Hungary scientists 'alarmed' at planned government takeover
Hungary's top scientific body warned Wednesday that a planned takeover of research institutes by Prime Minister Viktor Orban "threatens" academic freedom and provides an "alarming" blueprint for other EU governments to follow.
Last week Orban's government tabled a bill in parliament that would give it control of a vast network of research institutes currently run by the Hungarian Academy of Sciences (MTA).
The move is "against European principles of research funding and threatens academic freedom," Laszlo Lovasz, MTA president, told reporters in Budapest.
"An unbalanced role for government priorities and control in science may soon become an alarming example that could be followed by other EU governments wanting to exert influence over researchers," he added.

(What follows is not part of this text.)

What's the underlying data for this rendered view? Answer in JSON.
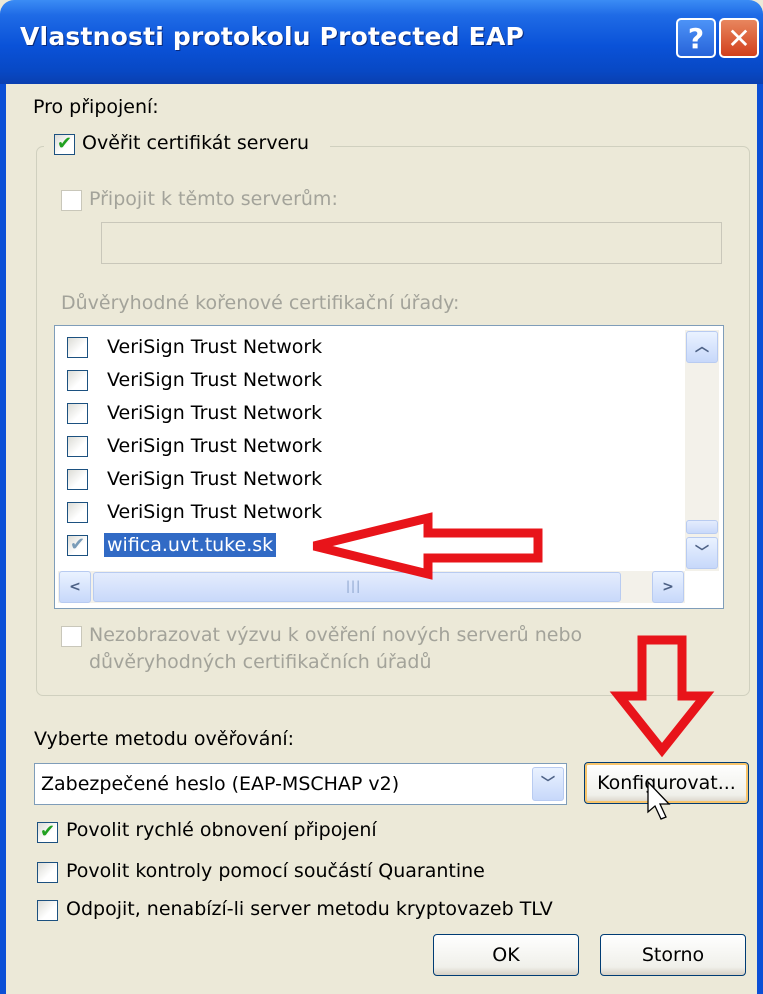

Under the legislation, which could be voted on as soon as next week, a new institution with board members appointed by Orban would allocate funding for research.

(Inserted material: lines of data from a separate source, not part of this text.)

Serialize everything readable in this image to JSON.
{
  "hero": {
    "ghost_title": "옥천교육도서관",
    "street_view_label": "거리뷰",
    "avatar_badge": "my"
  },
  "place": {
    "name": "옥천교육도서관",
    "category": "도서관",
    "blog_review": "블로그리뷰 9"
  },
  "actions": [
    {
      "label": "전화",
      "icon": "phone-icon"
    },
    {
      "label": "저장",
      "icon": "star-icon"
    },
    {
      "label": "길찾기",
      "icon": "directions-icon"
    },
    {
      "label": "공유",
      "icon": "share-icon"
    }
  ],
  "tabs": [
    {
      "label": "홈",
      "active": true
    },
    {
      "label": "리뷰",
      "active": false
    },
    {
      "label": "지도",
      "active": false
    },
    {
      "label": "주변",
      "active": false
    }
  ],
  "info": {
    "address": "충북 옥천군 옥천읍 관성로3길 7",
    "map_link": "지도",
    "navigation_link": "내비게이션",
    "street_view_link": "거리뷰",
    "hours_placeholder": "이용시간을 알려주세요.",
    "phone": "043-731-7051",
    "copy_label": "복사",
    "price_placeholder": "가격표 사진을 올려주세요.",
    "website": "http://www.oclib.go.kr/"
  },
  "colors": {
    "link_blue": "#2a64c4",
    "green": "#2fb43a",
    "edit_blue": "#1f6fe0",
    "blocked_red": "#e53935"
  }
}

This body would also use the MTA's properties and part of its administration.
Founded in 1825, the MTA is the country's oldest and largest scientific institution but the government views it as an inefficient relic of communism.

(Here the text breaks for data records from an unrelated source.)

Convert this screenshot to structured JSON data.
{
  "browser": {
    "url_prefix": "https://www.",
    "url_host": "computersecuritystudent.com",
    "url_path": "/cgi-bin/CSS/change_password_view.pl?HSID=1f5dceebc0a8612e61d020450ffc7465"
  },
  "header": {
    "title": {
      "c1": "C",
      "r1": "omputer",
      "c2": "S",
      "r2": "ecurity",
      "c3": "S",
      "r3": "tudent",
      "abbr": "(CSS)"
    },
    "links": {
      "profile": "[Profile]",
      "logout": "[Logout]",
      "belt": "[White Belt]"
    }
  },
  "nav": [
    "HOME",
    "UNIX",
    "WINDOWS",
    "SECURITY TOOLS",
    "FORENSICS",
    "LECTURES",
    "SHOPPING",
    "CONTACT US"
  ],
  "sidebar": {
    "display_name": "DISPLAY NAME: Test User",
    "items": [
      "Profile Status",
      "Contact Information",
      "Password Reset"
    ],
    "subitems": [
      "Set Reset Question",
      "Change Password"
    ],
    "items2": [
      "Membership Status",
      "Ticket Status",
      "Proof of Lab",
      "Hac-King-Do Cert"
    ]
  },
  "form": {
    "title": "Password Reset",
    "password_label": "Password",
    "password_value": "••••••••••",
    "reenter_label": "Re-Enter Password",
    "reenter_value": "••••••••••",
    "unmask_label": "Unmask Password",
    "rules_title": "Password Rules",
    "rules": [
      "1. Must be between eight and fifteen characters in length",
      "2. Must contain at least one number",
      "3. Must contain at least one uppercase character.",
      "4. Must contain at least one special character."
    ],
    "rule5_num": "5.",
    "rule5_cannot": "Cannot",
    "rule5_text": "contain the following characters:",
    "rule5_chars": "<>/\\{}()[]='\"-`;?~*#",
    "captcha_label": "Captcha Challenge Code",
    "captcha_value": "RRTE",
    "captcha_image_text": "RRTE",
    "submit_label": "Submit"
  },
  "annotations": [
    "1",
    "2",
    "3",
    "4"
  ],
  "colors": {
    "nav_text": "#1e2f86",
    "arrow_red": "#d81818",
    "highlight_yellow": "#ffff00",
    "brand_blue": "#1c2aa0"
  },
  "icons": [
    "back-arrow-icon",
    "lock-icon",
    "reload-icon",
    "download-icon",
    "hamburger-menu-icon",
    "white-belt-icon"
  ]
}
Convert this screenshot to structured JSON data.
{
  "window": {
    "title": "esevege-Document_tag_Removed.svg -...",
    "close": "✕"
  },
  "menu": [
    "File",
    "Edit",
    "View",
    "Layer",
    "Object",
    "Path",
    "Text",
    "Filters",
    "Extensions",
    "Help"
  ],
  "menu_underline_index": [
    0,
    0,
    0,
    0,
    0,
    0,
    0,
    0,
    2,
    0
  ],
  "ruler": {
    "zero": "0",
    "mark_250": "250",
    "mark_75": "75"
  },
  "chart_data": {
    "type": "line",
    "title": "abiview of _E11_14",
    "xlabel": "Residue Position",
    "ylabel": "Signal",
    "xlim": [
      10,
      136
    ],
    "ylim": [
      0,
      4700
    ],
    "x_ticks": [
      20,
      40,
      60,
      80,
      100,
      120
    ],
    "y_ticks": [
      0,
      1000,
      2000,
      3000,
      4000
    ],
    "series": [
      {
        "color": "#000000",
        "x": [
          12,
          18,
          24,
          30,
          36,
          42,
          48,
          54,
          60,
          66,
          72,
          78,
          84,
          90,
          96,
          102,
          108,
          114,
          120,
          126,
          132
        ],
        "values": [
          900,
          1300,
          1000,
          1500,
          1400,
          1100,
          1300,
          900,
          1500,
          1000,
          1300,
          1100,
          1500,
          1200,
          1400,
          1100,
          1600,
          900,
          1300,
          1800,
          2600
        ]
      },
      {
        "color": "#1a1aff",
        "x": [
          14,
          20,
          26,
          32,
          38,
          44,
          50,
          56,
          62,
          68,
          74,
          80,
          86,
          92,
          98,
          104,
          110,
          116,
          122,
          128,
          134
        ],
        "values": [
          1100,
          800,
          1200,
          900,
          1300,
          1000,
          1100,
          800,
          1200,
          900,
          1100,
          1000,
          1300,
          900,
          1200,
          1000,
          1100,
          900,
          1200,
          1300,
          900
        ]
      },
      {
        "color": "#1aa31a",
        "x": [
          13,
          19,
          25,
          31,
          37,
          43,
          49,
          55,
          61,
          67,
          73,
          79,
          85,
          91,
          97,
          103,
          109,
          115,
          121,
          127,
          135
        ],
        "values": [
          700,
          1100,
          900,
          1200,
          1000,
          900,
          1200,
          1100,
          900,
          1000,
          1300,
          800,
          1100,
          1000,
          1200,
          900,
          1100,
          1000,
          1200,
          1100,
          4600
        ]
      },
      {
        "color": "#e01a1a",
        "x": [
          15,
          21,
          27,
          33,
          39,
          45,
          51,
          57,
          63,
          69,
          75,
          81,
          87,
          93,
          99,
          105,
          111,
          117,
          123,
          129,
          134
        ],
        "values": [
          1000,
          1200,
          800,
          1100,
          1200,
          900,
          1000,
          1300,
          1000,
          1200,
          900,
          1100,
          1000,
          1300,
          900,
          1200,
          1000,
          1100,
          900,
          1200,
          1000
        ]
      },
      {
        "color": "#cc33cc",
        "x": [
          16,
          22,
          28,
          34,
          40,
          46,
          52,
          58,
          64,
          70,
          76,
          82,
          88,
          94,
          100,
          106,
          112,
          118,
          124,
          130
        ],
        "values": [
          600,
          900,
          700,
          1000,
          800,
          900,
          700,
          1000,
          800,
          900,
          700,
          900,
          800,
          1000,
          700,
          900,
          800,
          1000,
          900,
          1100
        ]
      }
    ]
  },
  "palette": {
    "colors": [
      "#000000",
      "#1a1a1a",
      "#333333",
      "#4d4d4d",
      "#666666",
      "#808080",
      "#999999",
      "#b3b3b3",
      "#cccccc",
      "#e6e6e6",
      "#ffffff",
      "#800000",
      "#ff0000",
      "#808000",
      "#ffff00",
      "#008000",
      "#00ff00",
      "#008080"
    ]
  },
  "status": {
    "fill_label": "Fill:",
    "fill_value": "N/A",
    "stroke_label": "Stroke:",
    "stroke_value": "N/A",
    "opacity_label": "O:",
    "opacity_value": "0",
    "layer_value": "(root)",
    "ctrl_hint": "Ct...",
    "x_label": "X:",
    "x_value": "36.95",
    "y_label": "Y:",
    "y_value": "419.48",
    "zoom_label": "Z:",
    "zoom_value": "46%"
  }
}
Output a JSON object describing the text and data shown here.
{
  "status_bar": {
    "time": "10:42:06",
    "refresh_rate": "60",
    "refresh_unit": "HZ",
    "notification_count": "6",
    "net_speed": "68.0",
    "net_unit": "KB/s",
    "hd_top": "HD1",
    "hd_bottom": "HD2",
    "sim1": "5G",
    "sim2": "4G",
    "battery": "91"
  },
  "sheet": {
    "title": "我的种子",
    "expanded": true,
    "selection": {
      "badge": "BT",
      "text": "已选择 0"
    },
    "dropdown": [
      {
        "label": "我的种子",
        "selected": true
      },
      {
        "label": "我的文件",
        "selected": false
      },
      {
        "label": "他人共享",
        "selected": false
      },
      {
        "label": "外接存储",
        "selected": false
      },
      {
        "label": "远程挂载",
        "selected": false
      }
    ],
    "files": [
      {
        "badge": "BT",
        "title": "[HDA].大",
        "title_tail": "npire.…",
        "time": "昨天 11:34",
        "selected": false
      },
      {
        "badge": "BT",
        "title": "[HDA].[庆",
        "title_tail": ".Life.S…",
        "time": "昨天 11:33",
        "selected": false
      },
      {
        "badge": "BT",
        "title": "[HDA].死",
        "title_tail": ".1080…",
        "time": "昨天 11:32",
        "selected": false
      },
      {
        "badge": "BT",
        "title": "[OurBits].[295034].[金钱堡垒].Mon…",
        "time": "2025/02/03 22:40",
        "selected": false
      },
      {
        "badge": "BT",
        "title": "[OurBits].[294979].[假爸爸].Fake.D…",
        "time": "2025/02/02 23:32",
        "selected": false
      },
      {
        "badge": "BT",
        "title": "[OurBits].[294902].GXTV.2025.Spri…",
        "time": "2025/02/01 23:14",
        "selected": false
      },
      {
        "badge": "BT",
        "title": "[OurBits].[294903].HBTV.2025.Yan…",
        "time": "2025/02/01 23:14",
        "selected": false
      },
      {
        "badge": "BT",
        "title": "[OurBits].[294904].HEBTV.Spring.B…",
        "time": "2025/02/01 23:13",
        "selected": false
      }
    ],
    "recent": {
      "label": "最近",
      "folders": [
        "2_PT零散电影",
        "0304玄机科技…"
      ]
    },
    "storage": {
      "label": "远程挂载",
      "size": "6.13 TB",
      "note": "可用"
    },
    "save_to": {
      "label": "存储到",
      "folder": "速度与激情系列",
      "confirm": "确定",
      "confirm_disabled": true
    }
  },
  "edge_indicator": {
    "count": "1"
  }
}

Its institutes currently employ some 5,000 staff nationwide including around 3,000 researchers, and perform a vast range of research ranging from philosophy to music, animal husbandry to space research.
Orban has argued that Hungary needs to boost its performance in international innovation rankings and create more economic profit from science.
Last year, he set up a new Innovation and Technology Ministry (ITM) to begin moving control of scientific funding away from the MTA in favour of new "innovation-driven" projects.
The reforms will produce "more researchers efficiently helping the Hungarian economy," the ITM said after the change was debated in parliament Wednesday.
Lovasz said the reforms have alarmed "the vast majority of Hungarian scientists," arguing that the shake-up is partly because MTA experts have criticised government policies in recent years.
The government has accused the MTA in turn of "engaging in politics", an echo of its long-running feud with the Central European University (CEU), founded by Orban's bete noire, liberal US-Hungarian billionaire George Soros.
The CEU is moving most of its programmes out of Budapest to Vienna after it said it was targeted by government legislation steamrolled through parliament in 2017.
"The MTA cannot move to Vienna; Hungarians should support us," said Lovasz.
Many researchers have already left Hungary due to the uncertainty and fear for their jobs, with others mulling their options abroad, Lovasz said.
Thousands demonstrated in Budapest in solidarity with the institution last week.
Orban's critics say that since coming to power in 2010 he has tightened his power over most key institutions in Hungary, including public media, the judiciary and the education sector.
"The government's taste for centralisation can be seen in every area," said Lovasz.